Voice Therapy (transgender) - Vocal Surgeries

Vocal Surgeries

While hormone replacement therapy and gender reassignment surgery can cause a more feminine outward appearance, they do little to alter the pitch or sound of the voice. The existing vocal structure can be surgically altered using procedures that include

  • Cricothyroid approximation (CTA) (is the most common)
  • Laryngoplasty
  • Thyrohyoid approximation
  • Laryngeal reduction surgery (surgical shortening of the vocal cords)
  • Laser assisted voice adjustment (LAVA)
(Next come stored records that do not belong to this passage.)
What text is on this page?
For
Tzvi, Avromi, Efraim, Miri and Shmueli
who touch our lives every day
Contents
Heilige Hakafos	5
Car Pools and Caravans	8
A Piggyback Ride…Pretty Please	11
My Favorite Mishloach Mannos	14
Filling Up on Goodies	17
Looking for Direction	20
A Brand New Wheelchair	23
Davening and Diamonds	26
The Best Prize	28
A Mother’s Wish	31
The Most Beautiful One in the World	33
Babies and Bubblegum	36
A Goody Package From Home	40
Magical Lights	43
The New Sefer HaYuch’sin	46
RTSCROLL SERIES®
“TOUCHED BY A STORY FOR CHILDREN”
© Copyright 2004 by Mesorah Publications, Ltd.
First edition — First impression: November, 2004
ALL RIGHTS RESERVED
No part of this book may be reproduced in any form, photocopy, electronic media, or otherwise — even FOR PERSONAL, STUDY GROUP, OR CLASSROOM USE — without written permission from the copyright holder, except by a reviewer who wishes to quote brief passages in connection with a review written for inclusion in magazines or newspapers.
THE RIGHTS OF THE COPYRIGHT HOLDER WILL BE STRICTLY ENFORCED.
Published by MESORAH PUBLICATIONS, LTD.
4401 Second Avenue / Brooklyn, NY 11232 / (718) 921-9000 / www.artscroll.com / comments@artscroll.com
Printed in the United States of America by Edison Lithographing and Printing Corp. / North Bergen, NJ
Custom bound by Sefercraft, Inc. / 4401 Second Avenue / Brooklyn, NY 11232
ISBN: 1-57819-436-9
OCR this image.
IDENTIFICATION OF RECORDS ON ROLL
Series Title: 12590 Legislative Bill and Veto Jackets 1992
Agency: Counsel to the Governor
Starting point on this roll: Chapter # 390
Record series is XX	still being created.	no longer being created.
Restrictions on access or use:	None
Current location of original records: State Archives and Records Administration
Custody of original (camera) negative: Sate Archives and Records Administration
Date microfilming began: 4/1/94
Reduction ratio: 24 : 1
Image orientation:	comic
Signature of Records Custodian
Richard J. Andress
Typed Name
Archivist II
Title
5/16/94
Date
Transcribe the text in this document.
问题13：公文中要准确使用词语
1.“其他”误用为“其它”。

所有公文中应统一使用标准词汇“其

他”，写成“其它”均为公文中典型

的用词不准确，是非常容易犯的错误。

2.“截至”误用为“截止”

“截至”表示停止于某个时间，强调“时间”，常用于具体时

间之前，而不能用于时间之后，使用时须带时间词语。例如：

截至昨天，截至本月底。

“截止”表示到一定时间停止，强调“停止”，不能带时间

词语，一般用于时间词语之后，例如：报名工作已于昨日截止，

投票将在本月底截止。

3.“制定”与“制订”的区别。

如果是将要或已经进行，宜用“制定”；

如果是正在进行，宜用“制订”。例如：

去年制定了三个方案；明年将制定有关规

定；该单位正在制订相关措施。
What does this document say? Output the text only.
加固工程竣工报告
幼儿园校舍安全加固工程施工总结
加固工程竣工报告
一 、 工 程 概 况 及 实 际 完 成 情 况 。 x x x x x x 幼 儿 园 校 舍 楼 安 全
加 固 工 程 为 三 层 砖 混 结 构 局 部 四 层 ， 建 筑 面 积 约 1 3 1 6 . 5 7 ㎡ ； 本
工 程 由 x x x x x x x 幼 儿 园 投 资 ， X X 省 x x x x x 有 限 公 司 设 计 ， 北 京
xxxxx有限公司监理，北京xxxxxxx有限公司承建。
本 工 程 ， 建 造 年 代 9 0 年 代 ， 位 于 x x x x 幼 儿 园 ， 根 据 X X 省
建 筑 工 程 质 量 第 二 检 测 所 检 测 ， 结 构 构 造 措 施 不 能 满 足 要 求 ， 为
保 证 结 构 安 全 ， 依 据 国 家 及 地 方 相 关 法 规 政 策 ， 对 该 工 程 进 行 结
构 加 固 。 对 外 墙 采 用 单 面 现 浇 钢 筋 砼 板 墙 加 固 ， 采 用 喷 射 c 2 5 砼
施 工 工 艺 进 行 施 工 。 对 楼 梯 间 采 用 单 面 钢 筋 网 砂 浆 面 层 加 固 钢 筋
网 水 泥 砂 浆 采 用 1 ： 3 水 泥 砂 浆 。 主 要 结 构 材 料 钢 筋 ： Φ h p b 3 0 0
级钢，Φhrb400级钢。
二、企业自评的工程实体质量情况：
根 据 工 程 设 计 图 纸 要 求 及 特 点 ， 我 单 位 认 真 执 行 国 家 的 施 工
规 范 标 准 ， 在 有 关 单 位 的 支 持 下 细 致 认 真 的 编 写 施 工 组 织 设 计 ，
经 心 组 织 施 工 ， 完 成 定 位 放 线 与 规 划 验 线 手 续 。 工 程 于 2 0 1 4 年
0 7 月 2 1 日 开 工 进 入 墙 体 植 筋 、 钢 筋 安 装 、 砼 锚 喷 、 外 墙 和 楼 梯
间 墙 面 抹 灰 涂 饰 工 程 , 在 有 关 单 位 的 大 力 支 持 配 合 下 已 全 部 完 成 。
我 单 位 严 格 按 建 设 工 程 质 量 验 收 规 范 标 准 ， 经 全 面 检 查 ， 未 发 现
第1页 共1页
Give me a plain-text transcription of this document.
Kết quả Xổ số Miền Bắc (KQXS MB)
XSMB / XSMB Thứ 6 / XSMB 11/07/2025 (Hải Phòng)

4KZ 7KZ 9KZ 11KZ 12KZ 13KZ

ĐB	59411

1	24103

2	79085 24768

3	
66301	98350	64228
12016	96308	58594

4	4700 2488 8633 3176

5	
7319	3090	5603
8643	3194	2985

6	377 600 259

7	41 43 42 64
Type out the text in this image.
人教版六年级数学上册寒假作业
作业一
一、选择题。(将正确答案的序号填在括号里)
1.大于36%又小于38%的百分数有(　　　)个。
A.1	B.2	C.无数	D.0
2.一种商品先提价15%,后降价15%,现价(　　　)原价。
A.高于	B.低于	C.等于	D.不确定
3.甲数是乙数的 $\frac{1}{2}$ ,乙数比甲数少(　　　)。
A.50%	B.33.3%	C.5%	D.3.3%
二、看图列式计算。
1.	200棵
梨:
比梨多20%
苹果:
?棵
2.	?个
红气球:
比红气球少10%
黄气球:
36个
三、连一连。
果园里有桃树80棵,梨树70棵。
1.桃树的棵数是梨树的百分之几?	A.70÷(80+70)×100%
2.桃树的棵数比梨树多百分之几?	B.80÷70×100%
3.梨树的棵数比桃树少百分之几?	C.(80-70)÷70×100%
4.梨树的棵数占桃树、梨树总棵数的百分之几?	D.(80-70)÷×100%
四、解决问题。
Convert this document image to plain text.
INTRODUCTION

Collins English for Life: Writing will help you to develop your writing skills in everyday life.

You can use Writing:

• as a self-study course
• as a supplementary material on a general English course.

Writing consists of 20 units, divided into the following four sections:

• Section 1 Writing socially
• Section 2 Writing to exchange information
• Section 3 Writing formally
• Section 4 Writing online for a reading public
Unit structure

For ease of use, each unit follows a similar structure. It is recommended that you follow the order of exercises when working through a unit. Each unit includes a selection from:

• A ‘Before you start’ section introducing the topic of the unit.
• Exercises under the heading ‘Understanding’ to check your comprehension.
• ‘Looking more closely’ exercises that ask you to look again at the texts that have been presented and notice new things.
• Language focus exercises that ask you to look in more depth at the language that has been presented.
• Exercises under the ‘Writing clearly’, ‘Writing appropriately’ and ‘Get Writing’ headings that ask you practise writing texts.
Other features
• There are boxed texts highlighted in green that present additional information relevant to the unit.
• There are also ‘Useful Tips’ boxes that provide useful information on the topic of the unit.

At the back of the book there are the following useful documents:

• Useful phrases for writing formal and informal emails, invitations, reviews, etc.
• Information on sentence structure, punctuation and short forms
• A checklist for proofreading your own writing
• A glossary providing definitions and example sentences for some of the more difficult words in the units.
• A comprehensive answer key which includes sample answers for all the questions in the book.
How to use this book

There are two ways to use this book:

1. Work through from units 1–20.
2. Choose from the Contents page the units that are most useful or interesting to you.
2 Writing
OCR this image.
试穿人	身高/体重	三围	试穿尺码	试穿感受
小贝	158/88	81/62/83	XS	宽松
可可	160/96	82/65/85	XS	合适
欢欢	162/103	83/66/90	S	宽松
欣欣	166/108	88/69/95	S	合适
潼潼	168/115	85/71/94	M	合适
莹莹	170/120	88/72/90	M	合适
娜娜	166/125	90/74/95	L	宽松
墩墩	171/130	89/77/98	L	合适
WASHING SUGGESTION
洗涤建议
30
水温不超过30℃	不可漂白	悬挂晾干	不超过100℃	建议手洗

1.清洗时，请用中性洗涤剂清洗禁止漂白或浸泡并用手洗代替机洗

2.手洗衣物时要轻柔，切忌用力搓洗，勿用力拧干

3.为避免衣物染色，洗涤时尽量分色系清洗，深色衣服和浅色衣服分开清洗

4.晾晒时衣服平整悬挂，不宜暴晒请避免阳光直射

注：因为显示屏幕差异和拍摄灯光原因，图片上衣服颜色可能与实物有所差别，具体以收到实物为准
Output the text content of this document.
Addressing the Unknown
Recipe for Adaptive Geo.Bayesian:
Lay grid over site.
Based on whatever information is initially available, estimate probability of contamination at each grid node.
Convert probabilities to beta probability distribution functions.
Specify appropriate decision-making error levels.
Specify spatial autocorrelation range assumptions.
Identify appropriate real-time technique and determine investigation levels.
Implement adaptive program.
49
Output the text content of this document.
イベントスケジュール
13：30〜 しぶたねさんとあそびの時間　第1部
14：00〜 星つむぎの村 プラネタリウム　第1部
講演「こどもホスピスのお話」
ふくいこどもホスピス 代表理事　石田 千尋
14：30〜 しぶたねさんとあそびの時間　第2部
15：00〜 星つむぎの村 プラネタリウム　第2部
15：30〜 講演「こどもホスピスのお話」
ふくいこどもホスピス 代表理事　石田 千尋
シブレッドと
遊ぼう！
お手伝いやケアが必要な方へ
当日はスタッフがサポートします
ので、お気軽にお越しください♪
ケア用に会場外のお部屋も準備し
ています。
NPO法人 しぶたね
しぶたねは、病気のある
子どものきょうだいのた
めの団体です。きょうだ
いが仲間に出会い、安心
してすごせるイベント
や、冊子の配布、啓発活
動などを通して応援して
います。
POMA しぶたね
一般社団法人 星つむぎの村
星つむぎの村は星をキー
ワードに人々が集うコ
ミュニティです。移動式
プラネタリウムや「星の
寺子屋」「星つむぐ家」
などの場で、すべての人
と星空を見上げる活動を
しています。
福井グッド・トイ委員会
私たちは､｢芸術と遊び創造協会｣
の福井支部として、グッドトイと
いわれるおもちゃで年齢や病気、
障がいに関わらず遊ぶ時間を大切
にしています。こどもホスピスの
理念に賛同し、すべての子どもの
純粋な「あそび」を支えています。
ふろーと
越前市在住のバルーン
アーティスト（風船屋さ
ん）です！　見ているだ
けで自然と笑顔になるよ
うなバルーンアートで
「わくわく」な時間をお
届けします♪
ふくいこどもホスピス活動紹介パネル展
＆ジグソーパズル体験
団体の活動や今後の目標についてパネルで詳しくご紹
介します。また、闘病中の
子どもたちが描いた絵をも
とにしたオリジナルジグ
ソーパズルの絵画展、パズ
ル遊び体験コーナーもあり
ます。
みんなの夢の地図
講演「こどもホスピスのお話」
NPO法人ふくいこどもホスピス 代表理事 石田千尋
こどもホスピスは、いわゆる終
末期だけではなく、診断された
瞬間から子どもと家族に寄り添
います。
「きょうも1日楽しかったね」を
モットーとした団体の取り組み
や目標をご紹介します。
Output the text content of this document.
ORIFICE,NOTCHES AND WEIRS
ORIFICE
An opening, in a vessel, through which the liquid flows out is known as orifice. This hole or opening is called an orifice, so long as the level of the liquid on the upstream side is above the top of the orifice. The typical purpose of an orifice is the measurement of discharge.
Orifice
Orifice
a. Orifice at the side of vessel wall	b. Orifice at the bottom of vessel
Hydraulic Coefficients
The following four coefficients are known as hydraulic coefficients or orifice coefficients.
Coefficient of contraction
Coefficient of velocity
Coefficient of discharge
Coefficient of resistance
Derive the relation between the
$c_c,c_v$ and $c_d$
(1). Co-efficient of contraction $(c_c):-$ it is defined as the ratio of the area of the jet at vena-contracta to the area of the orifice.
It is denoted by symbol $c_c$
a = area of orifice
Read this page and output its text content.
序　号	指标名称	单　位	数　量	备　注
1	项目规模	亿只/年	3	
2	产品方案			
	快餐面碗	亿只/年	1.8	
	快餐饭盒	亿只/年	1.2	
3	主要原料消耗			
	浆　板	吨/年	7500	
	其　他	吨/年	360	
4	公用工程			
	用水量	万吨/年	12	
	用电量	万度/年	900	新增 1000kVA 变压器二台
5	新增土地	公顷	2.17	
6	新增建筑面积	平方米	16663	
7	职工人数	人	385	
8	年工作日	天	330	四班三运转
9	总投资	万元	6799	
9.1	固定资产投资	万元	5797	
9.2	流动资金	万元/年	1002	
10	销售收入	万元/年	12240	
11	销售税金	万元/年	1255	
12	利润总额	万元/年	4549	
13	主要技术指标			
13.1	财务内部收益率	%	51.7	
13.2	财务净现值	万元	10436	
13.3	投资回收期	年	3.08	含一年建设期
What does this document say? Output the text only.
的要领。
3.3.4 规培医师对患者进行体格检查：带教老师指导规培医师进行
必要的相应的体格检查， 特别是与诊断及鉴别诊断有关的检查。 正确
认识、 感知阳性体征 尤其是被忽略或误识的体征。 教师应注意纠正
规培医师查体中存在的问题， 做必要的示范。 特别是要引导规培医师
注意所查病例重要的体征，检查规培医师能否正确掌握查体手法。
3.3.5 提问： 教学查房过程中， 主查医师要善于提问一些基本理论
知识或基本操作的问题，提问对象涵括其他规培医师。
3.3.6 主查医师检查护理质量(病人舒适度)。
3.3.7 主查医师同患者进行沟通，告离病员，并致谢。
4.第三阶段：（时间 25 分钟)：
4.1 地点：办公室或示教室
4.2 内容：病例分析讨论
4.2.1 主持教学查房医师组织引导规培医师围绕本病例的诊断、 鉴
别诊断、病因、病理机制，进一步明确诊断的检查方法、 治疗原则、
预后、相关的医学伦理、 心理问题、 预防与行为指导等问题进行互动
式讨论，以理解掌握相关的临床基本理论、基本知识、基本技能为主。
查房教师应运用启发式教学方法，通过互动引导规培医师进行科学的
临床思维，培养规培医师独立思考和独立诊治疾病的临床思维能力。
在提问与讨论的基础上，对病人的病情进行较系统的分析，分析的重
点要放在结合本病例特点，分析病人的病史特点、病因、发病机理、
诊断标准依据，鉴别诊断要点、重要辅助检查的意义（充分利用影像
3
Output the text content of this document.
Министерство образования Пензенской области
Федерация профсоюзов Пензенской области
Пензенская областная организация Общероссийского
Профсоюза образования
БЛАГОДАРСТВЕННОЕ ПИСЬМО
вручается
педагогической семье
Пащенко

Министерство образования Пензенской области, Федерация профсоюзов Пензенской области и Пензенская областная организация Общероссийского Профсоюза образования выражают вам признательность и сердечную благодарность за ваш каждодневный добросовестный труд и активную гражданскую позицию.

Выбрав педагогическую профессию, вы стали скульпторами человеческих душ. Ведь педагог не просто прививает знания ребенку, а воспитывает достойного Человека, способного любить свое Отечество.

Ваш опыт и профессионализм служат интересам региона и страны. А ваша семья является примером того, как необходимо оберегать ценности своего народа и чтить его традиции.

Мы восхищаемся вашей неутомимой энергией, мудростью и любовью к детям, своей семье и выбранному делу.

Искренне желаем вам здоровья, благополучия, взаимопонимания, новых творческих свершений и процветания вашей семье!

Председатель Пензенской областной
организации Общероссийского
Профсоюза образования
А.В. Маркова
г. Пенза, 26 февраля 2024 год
There was, until recently, limited evidence as to the efficacy of these surgeries in raising the fundamental frequency over the course of several years. However, since the late 1990s, surgeons performing CTA and other 'voice' procedures at Charing Cross hospital, (Hammersmith, London), have conducted long-term follow-up studies indicating "high" levels of patient satisfaction with both surgical and social health outcomes. All of these modes of 'voice surgery' may or may not have an effect on resonance or other vocal characteristics. Many in the transsexual community have previously been led to regard voice surgery as 'inadvisable', while others regard a socially acceptable standard of feminine speech to be indispensable (and further surgery an acceptable risk). Anecdotal evidence has suggested that (CTA) voice surgery can be expected to raise pitch above female norms in the immediate post-operative period (when sutures are used to create the adjusted 'approximation'); however the (more modern) use of titanium clips avoids this problem, maintaining a correct and even tension on the vocal folds, in the immediate and longer term. Of course, laryngeal surgery carries risks and some patients experience 'raspiness', or, much more rarely, complete loss of voice.